Red Wednesday, now in its eighth year, was conceived in 2015 by ACN Brazil. That year, the imposing statue of Christ the Redeemer in Rio de Janeiro was bathed in red light. 

Since then, the pontifical organization’s event has become international in scope with over 20 countries involved and the Red Wednesday message, “let us act on behalf of persecuted Christians,” taken up by Catholic, Protestant and Orthodox churches.

Mario Bard, director of communications for ACN Canada, told The Catholic Register that “the movement is growing and has awakened a sensitivity to the matter of persecutions of Christians.”

Bard points to the recently released ACN Religious Freedom Report that states that 75 per cent of those persecuted for their faith are Christian.

This is partly due to “the identity itself,” said Bard, “but also the work that they do, as doing the social work of the Church is something that can put one in danger.”

Bard cites Sr. Dorothy Stang as one example of a Christian who was martyred because of the “work of the Church.” Stang, a religious sister and activist, was killed in 2005 because of her work for environmental and worker rights in Amazonia.

The forward to the Religious Freedom Report is written by Sr. Gloria Cecilia Narváez Argoty, a Franciscan religious sister, who in 2017 was abducted and held for five years as a captive in Mali.
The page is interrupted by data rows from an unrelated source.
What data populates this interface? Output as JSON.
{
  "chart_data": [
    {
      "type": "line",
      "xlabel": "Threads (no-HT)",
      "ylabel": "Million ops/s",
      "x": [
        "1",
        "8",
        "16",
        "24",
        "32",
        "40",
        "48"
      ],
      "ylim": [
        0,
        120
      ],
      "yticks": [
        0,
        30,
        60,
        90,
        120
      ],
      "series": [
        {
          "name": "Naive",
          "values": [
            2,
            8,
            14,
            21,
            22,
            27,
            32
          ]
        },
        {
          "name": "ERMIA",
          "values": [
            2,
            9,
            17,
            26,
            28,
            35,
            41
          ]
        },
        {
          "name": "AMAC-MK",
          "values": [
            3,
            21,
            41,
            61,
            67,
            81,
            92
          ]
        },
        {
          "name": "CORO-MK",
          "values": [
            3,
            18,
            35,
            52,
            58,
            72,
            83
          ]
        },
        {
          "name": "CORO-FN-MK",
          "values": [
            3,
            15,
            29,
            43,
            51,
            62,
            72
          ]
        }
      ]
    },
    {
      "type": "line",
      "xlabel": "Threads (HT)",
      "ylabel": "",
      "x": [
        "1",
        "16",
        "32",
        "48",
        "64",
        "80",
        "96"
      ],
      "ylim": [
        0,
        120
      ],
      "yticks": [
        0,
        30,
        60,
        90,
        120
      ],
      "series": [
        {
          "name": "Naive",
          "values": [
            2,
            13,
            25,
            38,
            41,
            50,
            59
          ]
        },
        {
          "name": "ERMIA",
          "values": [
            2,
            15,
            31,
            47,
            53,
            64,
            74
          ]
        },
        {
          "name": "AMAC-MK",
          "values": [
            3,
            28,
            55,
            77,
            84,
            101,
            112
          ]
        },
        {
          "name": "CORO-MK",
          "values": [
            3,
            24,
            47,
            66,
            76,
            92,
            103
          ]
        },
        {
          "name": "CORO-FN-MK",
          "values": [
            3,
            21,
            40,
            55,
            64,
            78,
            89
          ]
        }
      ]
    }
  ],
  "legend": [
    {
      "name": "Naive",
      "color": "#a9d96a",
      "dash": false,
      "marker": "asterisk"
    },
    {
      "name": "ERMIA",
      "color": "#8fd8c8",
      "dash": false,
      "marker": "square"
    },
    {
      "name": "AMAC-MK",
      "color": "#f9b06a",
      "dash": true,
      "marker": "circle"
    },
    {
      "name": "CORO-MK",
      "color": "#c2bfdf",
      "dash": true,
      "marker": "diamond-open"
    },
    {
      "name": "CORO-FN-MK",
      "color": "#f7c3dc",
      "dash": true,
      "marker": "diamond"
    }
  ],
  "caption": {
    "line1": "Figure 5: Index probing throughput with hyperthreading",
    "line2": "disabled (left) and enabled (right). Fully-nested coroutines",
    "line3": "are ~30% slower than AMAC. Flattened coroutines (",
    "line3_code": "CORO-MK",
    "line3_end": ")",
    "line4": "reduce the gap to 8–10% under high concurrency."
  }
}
“From my mission work in a Muslim environment and sharing a good part of my captivity with two women, one Muslim and the other Protestant,” wrote Sr. Gloria, “I learned that if we love, accept and respect one another, we can live as brothers and sisters and that acceptance does not mean giving up one’s beliefs, for true respect is about listening, welcoming and acknowledging everyone for who they are.” 

“I would really underline what Sr. Gloria said here,” said Bard. “She is a model for us. This is something one could find naïve, but though she experienced something very traumatic, she came out of it stronger.”